How do I prove that the continuum hypotheses as stated by George Cantor (There are no sets with cardinality between the cardinality of the real and the cardinality of the rational numbers) is equivalent with:
If $X$ is an uncountable subset of $\mathbb{R}$, there exists a bijection between $X$ and $\mathbb{R}$.
On
To show this the following fact is needed: two sets have the same cardinality if and only if there is a bijection between them.
Suppose that that $X$ is an uncountable set of reals. Its cardinality is therefore larger than the rationals so by CH it must have the same cardinality as the reals.
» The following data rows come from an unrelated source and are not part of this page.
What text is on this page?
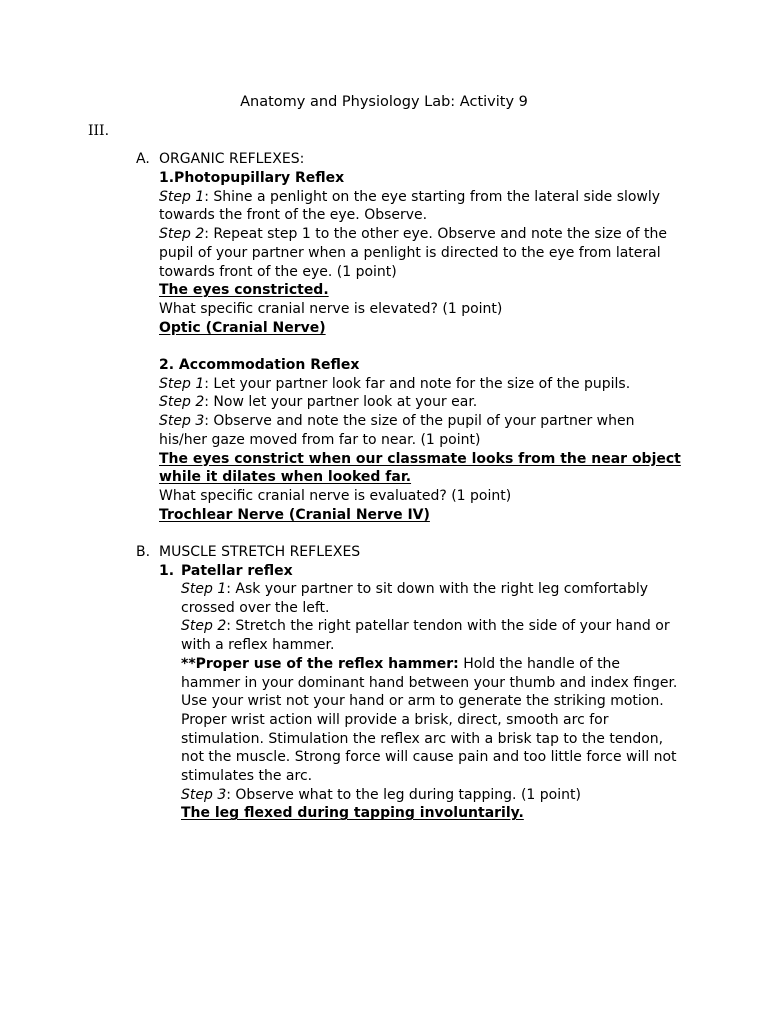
Anatomy and Physiology Lab: Activity 9
III.
A. ORGANIC REFLEXES:
1.Photopupillary Reflex
Step 1: Shine a penlight on the eye starting from the lateral side slowly
towards the front of the eye. Observe.
Step 2: Repeat step 1 to the other eye. Observe and note the size of the
pupil of your partner when a penlight is directed to the eye from lateral
towards front of the eye. (1 point)
The eyes constricted.
What specific cranial nerve is elevated? (1 point)
Optic (Cranial Nerve)
2. Accommodation Reflex
Step 1: Let your partner look far and note for the size of the pupils.
Step 2: Now let your partner look at your ear.
Step 3: Observe and note the size of the pupil of your partner when
his/her gaze moved from far to near. (1 point)
The eyes constrict when our classmate looks from the near object
while it dilates when looked far.
What specific cranial nerve is evaluated? (1 point)
Trochlear Nerve (Cranial Nerve IV)
B. MUSCLE STRETCH REFLEXES
1. Patellar reflex
Step 1: Ask your partner to sit down with the right leg comfortably
crossed over the left.
Step 2: Stretch the right patellar tendon with the side of your hand or
with a reflex hammer.
**Proper use of the reflex hammer: Hold the handle of the
hammer in your dominant hand between your thumb and index finger.
Use your wrist not your hand or arm to generate the striking motion.
Proper wrist action will provide a brisk, direct, smooth arc for
stimulation. Stimulation the reflex arc with a brisk tap to the tendon,
not the muscle. Strong force will cause pain and too little force will not
stimulates the arc.
Step 3: Observe what to the leg during tapping. (1 point)
The leg flexed during tapping involuntarily.
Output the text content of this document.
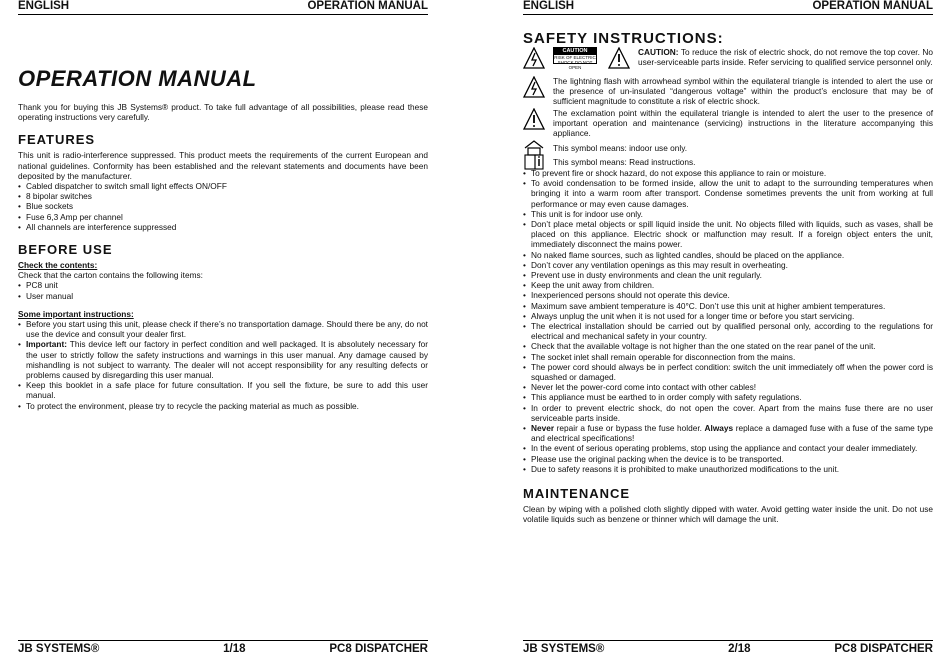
ENGLISH	OPERATION MANUAL
OPERATION MANUAL

Thank you for buying this JB Systems® product. To take full advantage of all possibilities, please read these operating instructions very carefully.

FEATURES

This unit is radio-interference suppressed. This product meets the requirements of the current European and national guidelines. Conformity has been established and the relevant statements and documents have been deposited by the manufacturer.

• Cabled dispatcher to switch small light effects ON/OFF
• 8 bipolar switches
• Blue sockets
• Fuse 6,3 Amp per channel
• All channels are interference suppressed
BEFORE USE

Check the contents:

Check that the carton contains the following items:

• PC8 unit
• User manual

Some important instructions:

• Before you start using this unit, please check if there’s no transportation damage. Should there be any, do not use the device and consult your dealer first.
• Important: This device left our factory in perfect condition and well packaged. It is absolutely necessary for the user to strictly follow the safety instructions and warnings in this user manual. Any damage caused by mishandling is not subject to warranty. The dealer will not accept responsibility for any resulting defects or problems caused by disregarding this user manual.
• Keep this booklet in a safe place for future consultation. If you sell the fixture, be sure to add this user manual.
• To protect the environment, please try to recycle the packing material as much as possible.
JB SYSTEMS®	1/18	PC8 DISPATCHER
ENGLISH	OPERATION MANUAL
SAFETY INSTRUCTIONS:
CAUTION
RISK OF ELECTRIC SHOCK DO NOT OPEN
CAUTION: To reduce the risk of electric shock, do not remove the top cover. No user-serviceable parts inside. Refer servicing to qualified service personnel only.
The lightning flash with arrowhead symbol within the equilateral triangle is intended to alert the use or the presence of un-insulated “dangerous voltage” within the product’s enclosure that may be of sufficient magnitude to constitute a risk of electric shock.
The exclamation point within the equilateral triangle is intended to alert the user to the presence of important operation and maintenance (servicing) instructions in the literature accompanying this appliance.
This symbol means: indoor use only.
This symbol means: Read instructions.
• To prevent fire or shock hazard, do not expose this appliance to rain or moisture.
• To avoid condensation to be formed inside, allow the unit to adapt to the surrounding temperatures when bringing it into a warm room after transport. Condense sometimes prevents the unit from working at full performance or may even cause damages.
• This unit is for indoor use only.
• Don’t place metal objects or spill liquid inside the unit. No objects filled with liquids, such as vases, shall be placed on this appliance. Electric shock or malfunction may result. If a foreign object enters the unit, immediately disconnect the mains power.
• No naked flame sources, such as lighted candles, should be placed on the appliance.
• Don’t cover any ventilation openings as this may result in overheating.
• Prevent use in dusty environments and clean the unit regularly.
• Keep the unit away from children.
• Inexperienced persons should not operate this device.
• Maximum save ambient temperature is 40°C. Don’t use this unit at higher ambient temperatures.
• Always unplug the unit when it is not used for a longer time or before you start servicing.
• The electrical installation should be carried out by qualified personal only, according to the regulations for electrical and mechanical safety in your country.
• Check that the available voltage is not higher than the one stated on the rear panel of the unit.
• The socket inlet shall remain operable for disconnection from the mains.
• The power cord should always be in perfect condition: switch the unit immediately off when the power cord is squashed or damaged.
• Never let the power-cord come into contact with other cables!
• This appliance must be earthed to in order comply with safety regulations.
• In order to prevent electric shock, do not open the cover. Apart from the mains fuse there are no user serviceable parts inside.
• Never repair a fuse or bypass the fuse holder. Always replace a damaged fuse with a fuse of the same type and electrical specifications!
• In the event of serious operating problems, stop using the appliance and contact your dealer immediately.
• Please use the original packing when the device is to be transported.
• Due to safety reasons it is prohibited to make unauthorized modifications to the unit.
MAINTENANCE

Clean by wiping with a polished cloth slightly dipped with water. Avoid getting water inside the unit. Do not use volatile liquids such as benzene or thinner which will damage the unit.

JB SYSTEMS®	2/18	PC8 DISPATCHER
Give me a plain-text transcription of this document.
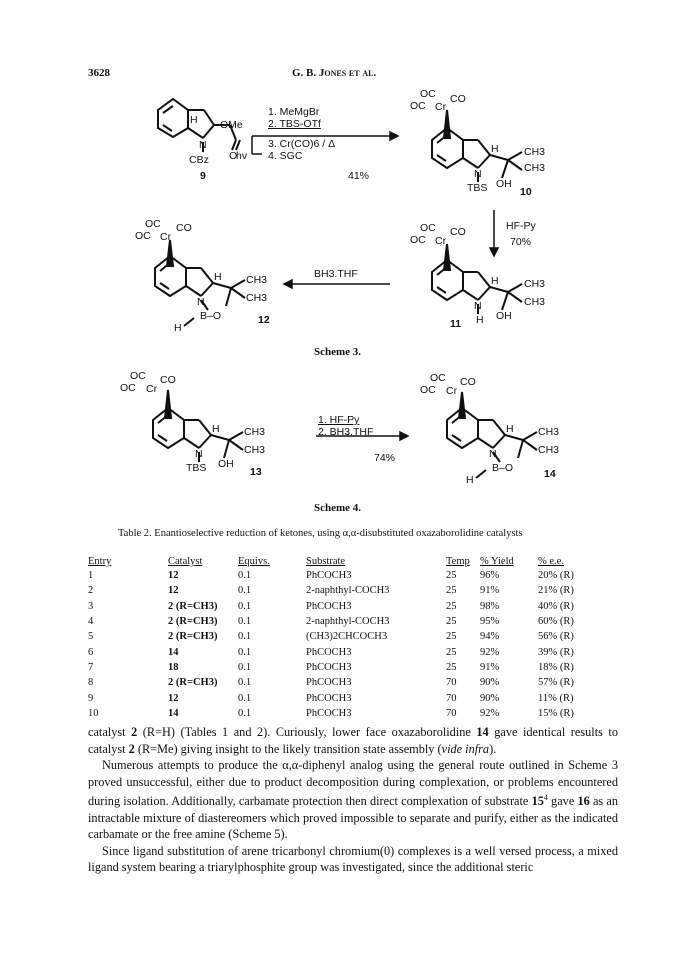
3628	G. B. Jones et al.
H OMe
N
O
CBz
9
hv
1. MeMgBr
2. TBS-OTf
3. Cr(CO)6 / Δ
4. SGC
41%
OC CO
OC Cr
H CH3
CH3
N
TBS OH
10
HF-Py
70%
OC CO
OC Cr
H CH3
CH3
N
H OH
11
BH3.THF
OC CO
OC Cr
H CH3
CH3
N
B–O
H
12
Scheme 3.
OC CO
OC Cr
H CH3
CH3
N
TBS OH
13
1. HF-Py
2. BH3.THF
74%
OC CO
OC Cr
H CH3
CH3
N
B–O
H	14
Scheme 4.
Table 2. Enantioselective reduction of ketones, using α,α-disubstituted oxazaborolidine catalysts
Entry	Catalyst	Equivs.	Substrate	Temp	% Yield	% e.e.
1	12	0.1	PhCOCH3	25	96%	20% (R)
2	12	0.1	2-naphthyl-COCH3	25	91%	21% (R)
3	2 (R=CH3)	0.1	PhCOCH3	25	98%	40% (R)
4	2 (R=CH3)	0.1	2-naphthyl-COCH3	25	95%	60% (R)
5	2 (R=CH3)	0.1	(CH3)2CHCOCH3	25	94%	56% (R)
6	14	0.1	PhCOCH3	25	92%	39% (R)
7	18	0.1	PhCOCH3	25	91%	18% (R)
8	2 (R=CH3)	0.1	PhCOCH3	70	90%	57% (R)
9	12	0.1	PhCOCH3	70	90%	11% (R)
10	14	0.1	PhCOCH3	70	92%	15% (R)

catalyst 2 (R=H) (Tables 1 and 2). Curiously, lower face oxazaborolidine 14 gave identical results to catalyst 2 (R=Me) giving insight to the likely transition state assembly (vide infra).

Numerous attempts to produce the α,α-diphenyl analog using the general route outlined in Scheme 3 proved unsuccessful, either due to product decomposition during complexation, or problems encountered during isolation. Additionally, carbamate protection then direct complexation of substrate $15^4$ gave 16 as an intractable mixture of diastereomers which proved impossible to separate and purify, either as the indicated carbamate or the free amine (Scheme 5).

Since ligand substitution of arene tricarbonyl chromium(0) complexes is a well versed process, a mixed ligand system bearing a triarylphosphite group was investigated, since the additional steric
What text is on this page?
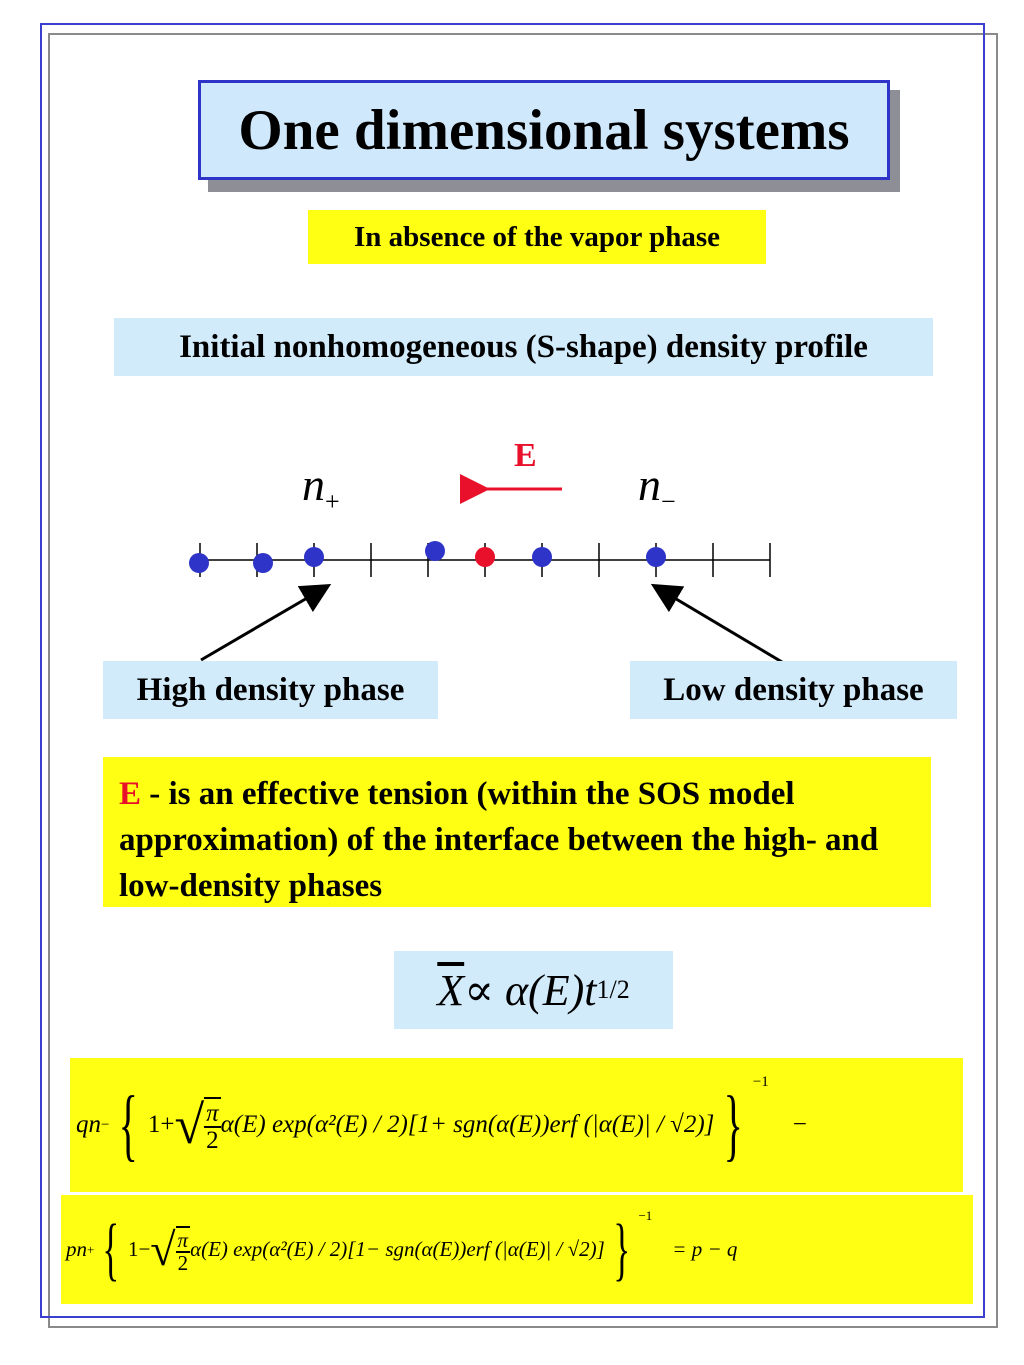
One dimensional systems
In absence of the vapor phase
Initial nonhomogeneous (S-shape) density profile
E
$n_+$	$n_-$
High density phase	Low density phase
E - is an effective tension (within the SOS model approximation) of the interface between the high- and low-density phases
$\overline{X} \propto \alpha(E)t$ 1/2
qn − { 1+ √ $\frac{\pi}{2} \alpha(E)$ exp(α²(E) / 2)[1+ sgn(α(E))erf (|α(E)| / √2)] } $^{-1}$
−
pn + { 1− √ $\frac{\pi}{2} \alpha(E)$ exp(α²(E) / 2)[1− sgn(α(E))erf (|α(E)| / √2)] } $^{-1}$
= p − q
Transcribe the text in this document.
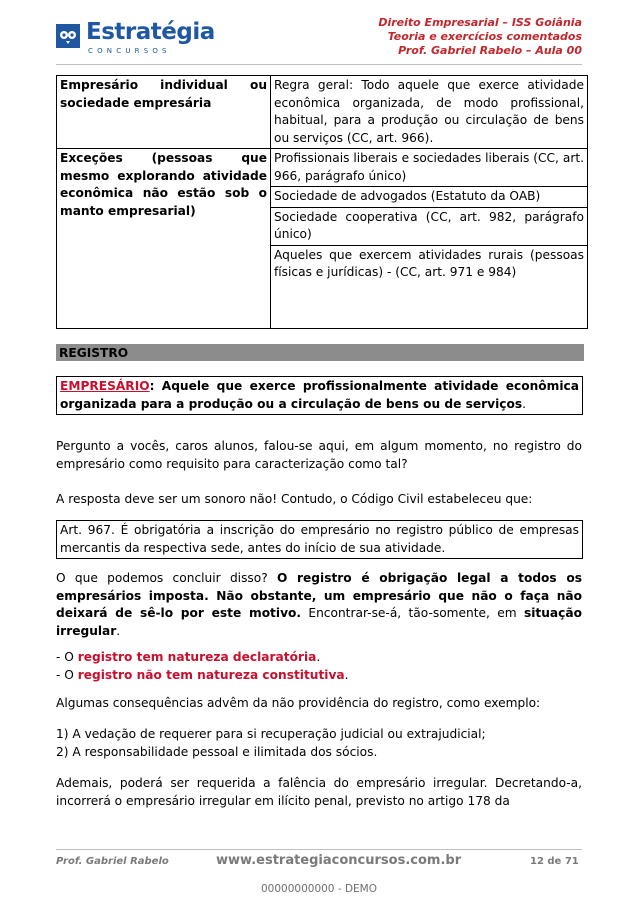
Estratégia
CONCURSOS
Direito Empresarial – ISS Goiânia
Teoria e exercícios comentados
Prof. Gabriel Rabelo – Aula 00
Empresário individual ou sociedade empresária	Regra geral: Todo aquele que exerce atividade econômica organizada, de modo profissional, habitual, para a produção ou circulação de bens ou serviços (CC, art. 966).
Exceções (pessoas que mesmo explorando atividade econômica não estão sob o manto empresarial)	Profissionais liberais e sociedades liberais (CC, art. 966, parágrafo único)
	Sociedade de advogados (Estatuto da OAB)
	Sociedade cooperativa (CC, art. 982, parágrafo único)
	Aqueles que exercem atividades rurais (pessoas físicas e jurídicas) - (CC, art. 971 e 984)
REGISTRO
EMPRESÁRIO: Aquele que exerce profissionalmente atividade econômica organizada para a produção ou a circulação de bens ou de serviços.
Pergunto a vocês, caros alunos, falou-se aqui, em algum momento, no registro do empresário como requisito para caracterização como tal?
A resposta deve ser um sonoro não! Contudo, o Código Civil estabeleceu que:
Art. 967. É obrigatória a inscrição do empresário no registro público de empresas mercantis da respectiva sede, antes do início de sua atividade.
O que podemos concluir disso? O registro é obrigação legal a todos os empresários imposta. Não obstante, um empresário que não o faça não deixará de sê-lo por este motivo. Encontrar-se-á, tão-somente, em situação irregular.
- O registro tem natureza declaratória.
- O registro não tem natureza constitutiva.
Algumas consequências advêm da não providência do registro, como exemplo:
1) A vedação de requerer para si recuperação judicial ou extrajudicial;
2) A responsabilidade pessoal e ilimitada dos sócios.
Ademais, poderá ser requerida a falência do empresário irregular. Decretando-a, incorrerá o empresário irregular em ilícito penal, previsto no artigo 178 da
Prof. Gabriel Rabelo	www.estrategiaconcursos.com.br	12 de 71
00000000000 - DEMO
So there is a bijection between $X$ and the reals.
Conversely if $X$ is a set of reals with cardinality larger than the rationals it must be uncountable, so by the second version of the hypothesis it must biject with, and thus have the same cardinality as R. So there are no subsets of R with cardinality strictly between the rationals and the R.
There is nothing to prove. The two assertions you are comparing are:
There are no sets with cardinality between those of the rational and real numbers.
Every subset of $\mathbb R$ has cardinality either that of $\mathbb Q$ or that of $\mathbb R$.
They say the same. The first one says "there is nothing between A and B", while the second says "if something is between A and B, it should be either A or B".